Procedendo con ordine, occorre risalire all’origine dei fatti, tra il 2004 e il 2007, quando sul sito istituzionale della Corte dei Conti per la Regione Siciliana – Sezione giurisdizionale di Palermo, vennero pubblicate informazioni di carattere riservato, in alcuni casi inerenti anche allo stato di salute, di 92 soggetti interessati, coinvolti a vario titolo in procedimenti relativi al trattamento pensionistico.

Il Tribunale di Palermo, pronunciandosi sulla richiesta di condanna della Corte dei Conti al risarcimento dei danni da illegittima divulgazione di dati attinenti alla salute, respinge il ricorso. Nel 2016, la vicenda giunge sul tavolo della Corte di Cassazione, che ribalta la decisione del Tribunale, avvalorando la tesi dei ricorrenti, per cui deve ritenersi illecita la diffusione delle generalità degli stessi, contenute in un provvedimento giurisdizionale che ne indicava lo stato di salute e le invalidità.
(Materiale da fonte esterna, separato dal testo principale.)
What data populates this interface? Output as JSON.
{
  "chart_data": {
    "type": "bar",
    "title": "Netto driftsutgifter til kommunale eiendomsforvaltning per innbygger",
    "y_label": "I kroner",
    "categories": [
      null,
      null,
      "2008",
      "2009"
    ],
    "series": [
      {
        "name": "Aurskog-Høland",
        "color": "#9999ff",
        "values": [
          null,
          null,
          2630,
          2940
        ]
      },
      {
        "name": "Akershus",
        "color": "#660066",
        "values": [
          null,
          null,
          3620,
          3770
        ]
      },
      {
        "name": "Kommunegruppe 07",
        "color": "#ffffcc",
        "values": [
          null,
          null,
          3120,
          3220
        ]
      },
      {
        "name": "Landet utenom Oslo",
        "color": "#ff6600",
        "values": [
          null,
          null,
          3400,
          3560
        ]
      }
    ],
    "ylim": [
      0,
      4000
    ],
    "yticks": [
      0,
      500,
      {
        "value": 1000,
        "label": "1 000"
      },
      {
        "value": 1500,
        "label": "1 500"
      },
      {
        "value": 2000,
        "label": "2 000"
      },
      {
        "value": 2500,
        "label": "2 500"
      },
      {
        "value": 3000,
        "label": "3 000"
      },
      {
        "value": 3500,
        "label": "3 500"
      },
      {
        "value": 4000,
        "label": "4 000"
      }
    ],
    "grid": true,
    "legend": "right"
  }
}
Il quadro normativo in materia di protezione dei dati personali ha percorso, nell’arco dell’ultimo decennio, una ripida parabola crescente: proprio la complessità dei temi legati alla protezione dei dati ai tempi del web e la necessità di uniformare i livelli di tutela in una dimensione sovranazionale, ha condotto al puntuale intervento da parte del Legislatore europeo, che trova compiuta attuazione nel Regolamento Generale sulla Protezione dei Dati (General Data Protection Regulation – GDPR), già entrato in vigore e che diverrà pienamente esecutivo a partire dal 25 maggio 2018. In questo contesto totalmente rinnovato e in considerazione dell’imminente adeguamento normativo che coinvolgerà direttamente anche l’Italia, l’orientamento dei Giudici di primo grado, già comunque criticabile, appare del tutto insostenibile.

Tra gli obiettivi del Regolamento, emerge con evidenza l’intento di far percepire ai soggetti responsabili del trattamento i rischi associati alla violazione della privacy e la conseguente necessità di adottare ogni misura necessaria per evitare la divulgazione non autorizzata dei dati personali degli interessati.

Questa impostazione sembra trovare conferma nella sentenza, recentemente emessa dal Tribunale di Palermo su rinvio della Corte di Cassazione, che ha condannato la Corte dei Conti a risarcire i danni causati ai ricorrenti, per averne illecitamente divulgato i dati personali, anche sensibili, contenuti nei provvedimenti giurisdizionali pubblicati sul proprio sito web. Circa duemila euro per ciascuno dei 92 ricorrenti (per un totale complessivo di oltre 220 mila euro, oltre alle spese legali e processuali, pari ad oltre 45 mila euro) importo che, dal punto vista economico, è poco più che simbolico. Tuttavia, il valore di questa sentenza, come accennato in apertura, va misurato non tanto con parametri economici, bensì attraverso la dimostrazione di un’accresciuta sensibilizzazione della giurisprudenza rispetto al tema della tutela dei dati personali.

Questa impostazione risponde pienamente ai principi generali che caratterizzano l’impianto precettistico del Regolamento europeo: in particolare, va incontro alla volontà del Legislatore europeo di individuare, in caso di condotte lesive dei diritti degli interessati, un soggetto responsabile dell’illecito trattamento, in grado di garantire una tutela solida ed effettiva per i danneggiati.